Christer Strömholm (1918-2002), born in Stockholm, is a prominent figure in the history of Swedish photography. His pictures from the early fifties consist of sharply focused black and white compositions of walls, shadows and clear-cut interiors. While periodically living in Paris during the 1950s and 1960s he developed a style more in tune with street-photography and it was at this time that he made his famous portraits of transvestites and transsexuals at the Place Blanche. This particular oeuvre of work was massively progressive, documenting a marginalised group of society who did not fit into the social strata of Paris at the time.

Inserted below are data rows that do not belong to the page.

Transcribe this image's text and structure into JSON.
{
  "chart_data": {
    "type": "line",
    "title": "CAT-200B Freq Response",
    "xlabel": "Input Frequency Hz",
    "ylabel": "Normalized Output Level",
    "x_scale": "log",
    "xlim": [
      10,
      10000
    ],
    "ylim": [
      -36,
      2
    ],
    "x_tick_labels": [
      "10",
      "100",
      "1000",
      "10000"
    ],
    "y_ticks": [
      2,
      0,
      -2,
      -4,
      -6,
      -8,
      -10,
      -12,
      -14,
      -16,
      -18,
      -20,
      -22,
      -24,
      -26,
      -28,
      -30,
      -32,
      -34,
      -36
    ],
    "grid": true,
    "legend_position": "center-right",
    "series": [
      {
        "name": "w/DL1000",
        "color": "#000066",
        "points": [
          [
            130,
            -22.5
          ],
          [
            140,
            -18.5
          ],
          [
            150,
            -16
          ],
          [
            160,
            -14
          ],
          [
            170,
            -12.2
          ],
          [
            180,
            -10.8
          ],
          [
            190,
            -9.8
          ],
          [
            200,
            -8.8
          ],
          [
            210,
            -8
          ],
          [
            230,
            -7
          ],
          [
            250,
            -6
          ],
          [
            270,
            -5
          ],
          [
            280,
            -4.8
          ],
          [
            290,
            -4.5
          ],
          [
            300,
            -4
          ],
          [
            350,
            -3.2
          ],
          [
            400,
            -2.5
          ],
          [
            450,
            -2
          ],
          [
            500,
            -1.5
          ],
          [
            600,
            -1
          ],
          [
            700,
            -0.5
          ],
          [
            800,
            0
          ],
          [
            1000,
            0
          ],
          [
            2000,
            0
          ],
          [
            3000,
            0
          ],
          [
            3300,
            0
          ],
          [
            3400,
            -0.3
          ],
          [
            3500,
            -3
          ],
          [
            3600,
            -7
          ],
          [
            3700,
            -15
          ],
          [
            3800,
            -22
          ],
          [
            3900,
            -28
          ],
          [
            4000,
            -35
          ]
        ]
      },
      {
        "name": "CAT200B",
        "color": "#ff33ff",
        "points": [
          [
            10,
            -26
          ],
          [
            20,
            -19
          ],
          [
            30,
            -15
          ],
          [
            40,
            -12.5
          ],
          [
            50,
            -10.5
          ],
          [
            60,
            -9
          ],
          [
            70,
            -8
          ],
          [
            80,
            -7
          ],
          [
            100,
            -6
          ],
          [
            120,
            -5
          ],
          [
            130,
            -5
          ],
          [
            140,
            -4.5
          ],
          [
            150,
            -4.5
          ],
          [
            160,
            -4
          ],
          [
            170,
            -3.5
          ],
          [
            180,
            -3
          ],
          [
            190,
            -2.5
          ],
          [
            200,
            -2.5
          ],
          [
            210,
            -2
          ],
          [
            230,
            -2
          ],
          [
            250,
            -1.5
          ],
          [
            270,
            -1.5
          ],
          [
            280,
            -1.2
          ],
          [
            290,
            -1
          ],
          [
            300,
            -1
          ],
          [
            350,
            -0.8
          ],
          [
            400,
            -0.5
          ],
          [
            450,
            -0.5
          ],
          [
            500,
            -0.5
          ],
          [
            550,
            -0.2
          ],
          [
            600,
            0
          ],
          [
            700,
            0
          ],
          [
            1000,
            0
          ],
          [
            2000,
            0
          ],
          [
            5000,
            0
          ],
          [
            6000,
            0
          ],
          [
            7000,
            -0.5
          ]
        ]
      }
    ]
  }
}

This April the Michael Hoppen Gallery is delighted to be exhibiting images from Strömholm’s eminent body of work Les Amies de la Place Blanche. These famous portraits of transvestites depict individuals living on the periphery of society, enduring ‘the roughness of the streets,’ however there is a delicacy and poignancy that emanates from Strömholm’s portraits in contrast to their gritty setting. In his book of the same title, Strömholm describes this intimate collection of pictures as memoires of his daily life, taken whilst living in Pigalle, as he immersed himself in the lifestyle of these ‘night birds’.

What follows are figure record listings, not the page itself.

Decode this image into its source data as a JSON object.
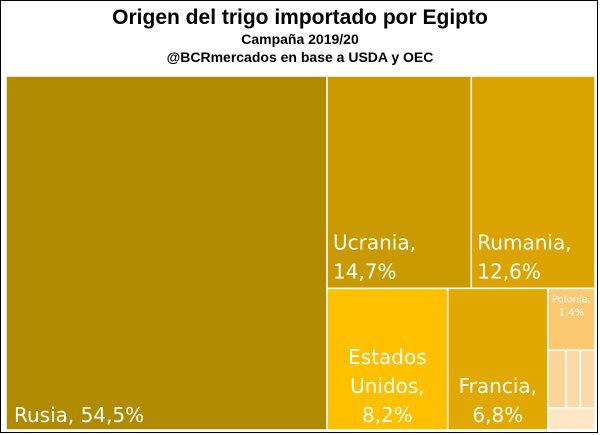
{
  "header": {
    "title": "Origen del trigo importado por Egipto",
    "subtitle": "Campaña 2019/20",
    "source": "@BCRmercados en base a USDA y OEC"
  },
  "chart_data": {
    "type": "treemap",
    "title": "Origen del trigo importado por Egipto",
    "subtitle": "Campaña 2019/20",
    "unit": "%",
    "items": [
      {
        "name": "Rusia",
        "value": 54.5,
        "lines": [
          "Rusia, 54,5%"
        ],
        "color": "#b08a00"
      },
      {
        "name": "Ucrania",
        "value": 14.7,
        "lines": [
          "Ucrania,",
          "14,7%"
        ],
        "color": "#c99a00"
      },
      {
        "name": "Rumania",
        "value": 12.6,
        "lines": [
          "Rumania,",
          "12,6%"
        ],
        "color": "#daa300"
      },
      {
        "name": "Estados Unidos",
        "value": 8.2,
        "lines": [
          "Estados",
          "Unidos,",
          "8,2%"
        ],
        "color": "#ffc000"
      },
      {
        "name": "Francia",
        "value": 6.8,
        "lines": [
          "Francia,",
          "6,8%"
        ],
        "color": "#e0a800"
      },
      {
        "name": "Polonia",
        "value": 1.4,
        "lines": [
          "Polonia,",
          "1,4%"
        ],
        "color": "#fcc870"
      },
      {
        "name": "",
        "value": 0.5,
        "lines": [],
        "color": "#fbd498"
      },
      {
        "name": "",
        "value": 0.4,
        "lines": [],
        "color": "#fcd9a6"
      },
      {
        "name": "",
        "value": 0.4,
        "lines": [],
        "color": "#fbd9a8"
      },
      {
        "name": "",
        "value": 0.5,
        "lines": [],
        "color": "#fde6c4"
      }
    ]
  }
}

Strömholm settled in the same hotels as his subjects, adopted their rhythms, their private environments, shared their early afternoon breakfasts and was even present on the streets as they solicited clients. This closeness and the tenderness he felt towards his subjects is always evident in his beautifully composed pictures; he did not judge his subjects and there is an palpable sense of respect for his ‘friends of Place Blanche.’ The softness of the images is key, Strömholm shot mostly at nighttime always using ambient light, and unlike Brassai, he found using flash was too intrusive. The overall effect is that the pictures have a sumptuous and suggestive quality mirroring the people in the frame. At the heart of these photographs, is the search for self-identity, an innately human quest that allows the viewer to connect with the subjects and share the perspective of the photographer. This ability is surely the sign of a great image maker.